Boxes ... a yes. If we realized that our boxes are built out of beliefs ... which were germinated out of "reality assumptions" ... based upon a particular subjective observation ... about a big picture "Context" ... with an inner cause-effect "Context" ... bla ... bla ... bla ... we come to realize that boxes are nothing but belief energies that we buy into. Pure energy period. Its a hell of a game we play... and all of our mind.

So ... the mind (the ego if one remains unconscious and has not yet awakened) ... is programmed to create, find, store and lay up its identity beliefs and then see how many people it can get hooked on and addicted to it's (the ego's) habits. so in one way of thinking ... boxes are addictions to assumptions. Simple explanations for "My" simple people. (not politically correct but truth is what it is.

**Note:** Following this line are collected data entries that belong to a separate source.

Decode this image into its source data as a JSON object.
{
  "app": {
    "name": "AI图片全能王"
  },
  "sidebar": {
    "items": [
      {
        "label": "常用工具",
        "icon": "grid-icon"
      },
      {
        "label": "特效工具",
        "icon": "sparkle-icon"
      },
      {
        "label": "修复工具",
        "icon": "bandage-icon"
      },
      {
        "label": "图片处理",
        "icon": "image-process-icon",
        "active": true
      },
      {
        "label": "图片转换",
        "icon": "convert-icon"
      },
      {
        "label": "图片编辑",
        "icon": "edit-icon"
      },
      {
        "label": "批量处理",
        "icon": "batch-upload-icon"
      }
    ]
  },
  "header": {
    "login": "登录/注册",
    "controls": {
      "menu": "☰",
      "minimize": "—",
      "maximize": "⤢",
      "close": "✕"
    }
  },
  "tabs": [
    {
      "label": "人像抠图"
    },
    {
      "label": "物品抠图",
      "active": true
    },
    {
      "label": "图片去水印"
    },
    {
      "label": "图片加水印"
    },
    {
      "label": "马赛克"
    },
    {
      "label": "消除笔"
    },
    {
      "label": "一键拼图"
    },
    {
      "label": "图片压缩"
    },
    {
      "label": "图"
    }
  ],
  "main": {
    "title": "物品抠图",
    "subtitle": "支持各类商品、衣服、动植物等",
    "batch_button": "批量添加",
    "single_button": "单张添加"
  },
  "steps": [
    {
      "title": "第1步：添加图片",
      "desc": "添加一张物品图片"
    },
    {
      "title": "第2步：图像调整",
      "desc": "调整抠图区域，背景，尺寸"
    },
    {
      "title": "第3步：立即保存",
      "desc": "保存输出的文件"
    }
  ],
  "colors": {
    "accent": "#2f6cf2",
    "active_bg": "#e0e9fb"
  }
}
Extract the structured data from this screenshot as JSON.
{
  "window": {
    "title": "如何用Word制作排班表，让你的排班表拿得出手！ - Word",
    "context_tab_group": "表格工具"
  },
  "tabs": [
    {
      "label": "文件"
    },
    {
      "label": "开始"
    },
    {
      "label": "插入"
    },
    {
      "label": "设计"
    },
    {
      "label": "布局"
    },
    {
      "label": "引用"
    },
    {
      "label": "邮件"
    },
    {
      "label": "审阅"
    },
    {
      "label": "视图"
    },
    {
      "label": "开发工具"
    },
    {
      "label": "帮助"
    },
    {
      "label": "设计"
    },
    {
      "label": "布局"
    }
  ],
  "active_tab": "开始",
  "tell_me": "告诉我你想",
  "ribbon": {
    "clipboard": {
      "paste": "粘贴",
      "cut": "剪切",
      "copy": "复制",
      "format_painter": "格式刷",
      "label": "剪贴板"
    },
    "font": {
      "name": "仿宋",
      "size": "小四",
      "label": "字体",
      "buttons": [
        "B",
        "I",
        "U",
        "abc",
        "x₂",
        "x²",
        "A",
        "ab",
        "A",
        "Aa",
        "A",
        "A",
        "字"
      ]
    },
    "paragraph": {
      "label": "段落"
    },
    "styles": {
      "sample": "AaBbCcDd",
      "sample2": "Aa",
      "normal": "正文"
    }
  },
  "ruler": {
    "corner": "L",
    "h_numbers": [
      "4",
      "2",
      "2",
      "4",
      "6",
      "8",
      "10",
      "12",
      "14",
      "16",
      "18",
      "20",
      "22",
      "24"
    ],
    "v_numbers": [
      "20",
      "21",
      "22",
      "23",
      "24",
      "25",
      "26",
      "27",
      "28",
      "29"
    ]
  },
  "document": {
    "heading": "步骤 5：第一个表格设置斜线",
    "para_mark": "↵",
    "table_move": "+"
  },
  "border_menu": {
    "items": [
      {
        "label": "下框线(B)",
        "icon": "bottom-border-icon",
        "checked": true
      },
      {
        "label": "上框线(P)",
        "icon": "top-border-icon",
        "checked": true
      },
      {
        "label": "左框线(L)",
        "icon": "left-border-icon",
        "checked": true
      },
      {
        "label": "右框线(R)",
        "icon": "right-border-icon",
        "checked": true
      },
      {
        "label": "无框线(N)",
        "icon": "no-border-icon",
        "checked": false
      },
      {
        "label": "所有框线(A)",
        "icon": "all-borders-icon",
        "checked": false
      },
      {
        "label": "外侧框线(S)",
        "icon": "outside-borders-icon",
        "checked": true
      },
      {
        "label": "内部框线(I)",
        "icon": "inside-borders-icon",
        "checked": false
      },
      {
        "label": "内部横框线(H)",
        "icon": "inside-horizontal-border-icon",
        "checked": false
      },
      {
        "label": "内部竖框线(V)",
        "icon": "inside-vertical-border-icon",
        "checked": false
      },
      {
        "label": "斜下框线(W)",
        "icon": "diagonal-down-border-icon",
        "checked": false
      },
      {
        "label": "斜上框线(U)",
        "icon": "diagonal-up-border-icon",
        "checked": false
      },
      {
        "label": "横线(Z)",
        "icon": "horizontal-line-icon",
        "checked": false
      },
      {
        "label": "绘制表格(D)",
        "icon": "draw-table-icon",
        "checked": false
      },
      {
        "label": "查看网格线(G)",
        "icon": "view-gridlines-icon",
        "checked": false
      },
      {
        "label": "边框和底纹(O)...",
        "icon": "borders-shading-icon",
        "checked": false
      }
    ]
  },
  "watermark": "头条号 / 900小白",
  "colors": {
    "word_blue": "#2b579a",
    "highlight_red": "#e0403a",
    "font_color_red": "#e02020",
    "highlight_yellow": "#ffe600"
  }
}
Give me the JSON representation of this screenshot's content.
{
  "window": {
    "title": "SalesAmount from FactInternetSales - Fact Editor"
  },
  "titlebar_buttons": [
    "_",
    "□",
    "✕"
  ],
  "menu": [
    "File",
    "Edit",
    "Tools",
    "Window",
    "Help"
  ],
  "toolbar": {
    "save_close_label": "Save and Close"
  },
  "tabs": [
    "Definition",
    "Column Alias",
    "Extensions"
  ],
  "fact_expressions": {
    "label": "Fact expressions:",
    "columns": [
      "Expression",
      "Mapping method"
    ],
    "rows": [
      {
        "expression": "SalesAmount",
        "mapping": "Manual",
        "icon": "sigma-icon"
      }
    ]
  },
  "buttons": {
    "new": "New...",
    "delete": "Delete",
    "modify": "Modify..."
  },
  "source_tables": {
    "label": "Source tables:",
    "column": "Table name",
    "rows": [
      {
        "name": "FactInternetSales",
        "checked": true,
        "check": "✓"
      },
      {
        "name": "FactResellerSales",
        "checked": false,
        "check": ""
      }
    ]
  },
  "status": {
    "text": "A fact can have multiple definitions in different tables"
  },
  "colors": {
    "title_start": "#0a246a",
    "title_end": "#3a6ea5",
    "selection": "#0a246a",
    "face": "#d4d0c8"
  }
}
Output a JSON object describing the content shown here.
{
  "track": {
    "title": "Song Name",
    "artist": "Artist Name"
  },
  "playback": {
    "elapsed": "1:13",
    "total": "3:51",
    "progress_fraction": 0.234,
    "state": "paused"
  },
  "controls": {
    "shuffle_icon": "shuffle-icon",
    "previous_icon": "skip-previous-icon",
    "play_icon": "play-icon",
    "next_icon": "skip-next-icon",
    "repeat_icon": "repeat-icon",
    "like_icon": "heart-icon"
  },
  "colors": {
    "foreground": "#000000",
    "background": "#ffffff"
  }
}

Nice site ... nice work ... hopefully you can assist us all to wake up.

Thanks

Lawrence of Boise

What I really need I don't want. And what I passionately want I really don't need. And since I still don't understand neither ... and want it to stay that way ... I do want someone to blame.

Submitted by H B Gelatt on September 4, 2008 - 7:56am.

Thanks Lawrence for the nice comments. I like your one-liner
"Our boxes are built out of beliefs"

I would like to use that with proper acknowledgement. May I?

H B

Submitted by Bob Johnston on July 21, 2008 - 6:38pm.

Hi H.B. ~

Clearly, you've been thinking without a box. Very stimulating piece. Thank you.